Insurance coverage for healthcare can be a confusing and frustrating puzzle to figure out. This is especially true for lymphedema treatment and garments. Coverage for treatment has improved a great deal over the years, but now the difficulty lies in the high copays and deductibles.
Even though most insurances cover lymphedema therapy, they usually limit the number of visits that the patient can have per year, or even in a lifetime. Patients might also have different treatment allowances for occupational therapists and physical therapists for lymphedema treatment, so it is important to think about what their benefits include when planning their treatment. Because of this, garments become even more important to be able to teach the patient how to control their lymphedema and give them the tool to do so.
The only time Medicare will cover a compression garment is when a patient has a wound and is being treated by a physician. Otherwise, garments are not covered. If you have a secondary insurance, they may cover compression garments but you will need to get a Medicare denial first. If the patient has a supplement to their Medicare plan, they typically only cover the items Medicare will cover so compression garments will not be covered. Even though Medicare patients usually pay out of pocket, the CLT should still be involved in the decision making process for garment type and compression. All garments still need to be fit correctly for size by either the CLT or certified fitter.
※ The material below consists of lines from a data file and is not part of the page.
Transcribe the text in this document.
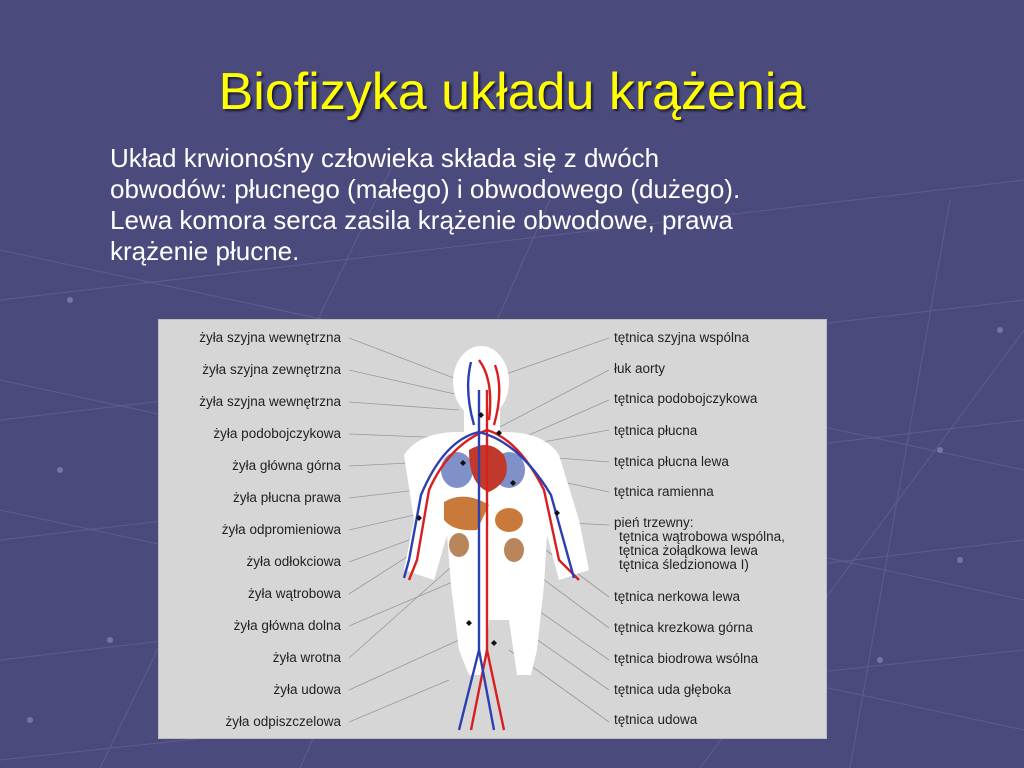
Biofizyka układu krążenia
Układ krwionośny człowieka składa się z dwóch
obwodów: płucnego (małego) i obwodowego (dużego).
Lewa komora serca zasila krążenie obwodowe, prawa
krążenie płucne.
żyła szyjna wewnętrzna
żyła szyjna zewnętrzna
żyła szyjna wewnętrzna
żyła podobojczykowa
żyła główna górna
żyła płucna prawa
żyła odpromieniowa
żyła odłokciowa
żyła wątrobowa
żyła główna dolna
żyła wrotna
żyła udowa
żyła odpiszczelowa
tętnica szyjna wspólna
łuk aorty
tętnica podobojczykowa
tętnica płucna
tętnica płucna lewa
tętnica ramienna
pień trzewny:
tętnica wątrobowa wspólna,
tętnica żołądkowa lewa
tętnica śledzionowa I)
tętnica nerkowa lewa
tętnica krezkowa górna
tętnica biodrowa wsólna
tętnica uda głęboka
tętnica udowa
Most private insurance companies will cover compression garments. Some companies will not cover stockings as they consider them “cosmetic” but will cover compression sleeves. Even if insurance does not cover compression stockings they do typically cover non-stretch garments or bandage alternative garments. Usually the patient will have a deductible to meet and then the garments are covered at a percentage until they meet their out of pocket maximum. At that point, garments are often covered at 100%. It is helpful for the patient to call their insurance company and find out this information. However, be aware that when they call for this information that each insurance company has different medical supply companies that they are contracted with to supply the compression garments. They can ask for a list, but not all or possibly none of the listed companies will carry compression garments or be able to order custom made garments. It is often best to call a medical supply company that deals mainly with lymphedema products. They will be able to tell you if they are in your patient’s network and if not, may be able to tell you which company is in network. Most of these companies will also work with the therapist and physician to get all the paperwork that is needed to obtain garments.
Breast Cancer Patients
We all know that prevention is an important part of our health. Recently there has been a move toward a more preventative approach to treating breast cancer patients. Studies have shown that if a breast cancer patient is evaluated early on in their journey, and then monitored through their treatment and after, there is a chance to prevent or lessen some of the problems such as lymphedema and range of motion issues. Educating patients about these issues and seeking early treatment has also proven to be cost effective for the patient and healthcare system. This preventative approach relies on referral of the patient shortly after diagnosis. This can be tricky if the patient does not present with a problem or complaint as far as a diagnosis for therapy reimbursement. Some clinics have reported luck with using a breast cancer code to cover these visits. They are usually one-time evaluations to get baseline measurements for the patient and to educate the patient about lymphedema prevention and exercises to maintain motion and strength throughout their treatment.